Another common green-card strategy for doctors is seeking a physician national interest waiver (PNIW), which is obtainable for physicians agreeing to work for five or more years in shortage areas, and who obtain the recommendation of an interested government agency. A physician pursuant of a green-card on this basis can often obtain an employment authorization card much sooner, possibly as soon as a few months after filing. It is also, however, in an EB-2 category that often oversubscribes (such as India or China). Additionally, each state and federal agency that sponsors PNIWs has its own set of rules, which can potentially be problematic. Some states, for example, only sponsor doctors who have received J-1 waivers in their states. Note that if the PNIW option is selected, there is still a possibility to receive a green card sooner based on a separately filed PERM petition.
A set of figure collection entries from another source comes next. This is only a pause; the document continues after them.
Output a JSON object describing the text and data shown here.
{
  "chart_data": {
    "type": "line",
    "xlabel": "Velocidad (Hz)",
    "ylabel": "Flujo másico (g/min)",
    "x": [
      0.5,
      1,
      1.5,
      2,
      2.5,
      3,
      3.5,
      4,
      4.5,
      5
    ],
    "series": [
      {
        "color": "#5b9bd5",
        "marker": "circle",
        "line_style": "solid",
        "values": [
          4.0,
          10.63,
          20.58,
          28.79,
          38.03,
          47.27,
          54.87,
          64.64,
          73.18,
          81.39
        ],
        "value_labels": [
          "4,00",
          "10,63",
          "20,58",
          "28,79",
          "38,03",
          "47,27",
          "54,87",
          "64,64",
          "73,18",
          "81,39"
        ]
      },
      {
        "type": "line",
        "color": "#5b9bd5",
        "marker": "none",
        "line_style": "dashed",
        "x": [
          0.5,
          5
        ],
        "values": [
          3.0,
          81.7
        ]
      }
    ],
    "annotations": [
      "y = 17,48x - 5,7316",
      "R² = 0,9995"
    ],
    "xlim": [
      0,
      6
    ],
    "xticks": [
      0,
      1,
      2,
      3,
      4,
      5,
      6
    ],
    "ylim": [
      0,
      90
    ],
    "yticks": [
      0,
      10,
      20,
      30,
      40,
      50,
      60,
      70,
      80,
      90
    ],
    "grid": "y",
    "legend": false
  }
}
There also exists green-card options for physicians with exceptionally strong backgrounds like the EB-1 “extraordinary ability” category and the EB-2 national interest waiver category (based on work other than working in a physician shortage area). Both categories have extremely high standards and relatively low approval rates, and thus tend not to be the most favorable options for avoiding the H-1B cap when alternatives have yet to be exhausted.

As part of the high-skilled worker regulations that took effect on January 17, 2017, DHS created a narrow, discretionary benefit which allows individuals to apply for one year of employment authorization as long as the following criteria are met:

  1. The individual is currently in the United States and maintaining E-2, H-1B, O-1, or L-1 nonimmigrant status;
  2. The individual is a beneficiary of an approved immigrant visa petition under the E-1, EB-2, or EB-3 classification;
  3. The individual does not have an immigrant visa immediately available; and
  4. The individual, to the satisfaction of DHS, can demonstrate compelling circumstances that justify an independent gran of employment authorization.

In the commentary that DHS offered regarding the new benefit, it made not that a physician who is the beneficiary of an approved shortage-area based National Interest Waiver petition might be able to offer that approval as demonstration of a “compelling circumstance”.

At this time, DHS has not released information on how the application process for the new benefit will work.

Conclusion

The H-1B cap is an extremely serious problem for physicians training on H-1Bs because it can dramatically limit the employment options available when a residency or fellowship is completed. However, there are other options that can salvage the job opportunity, with sufficient planning and plenty of time and flexibility from the doctor and employer.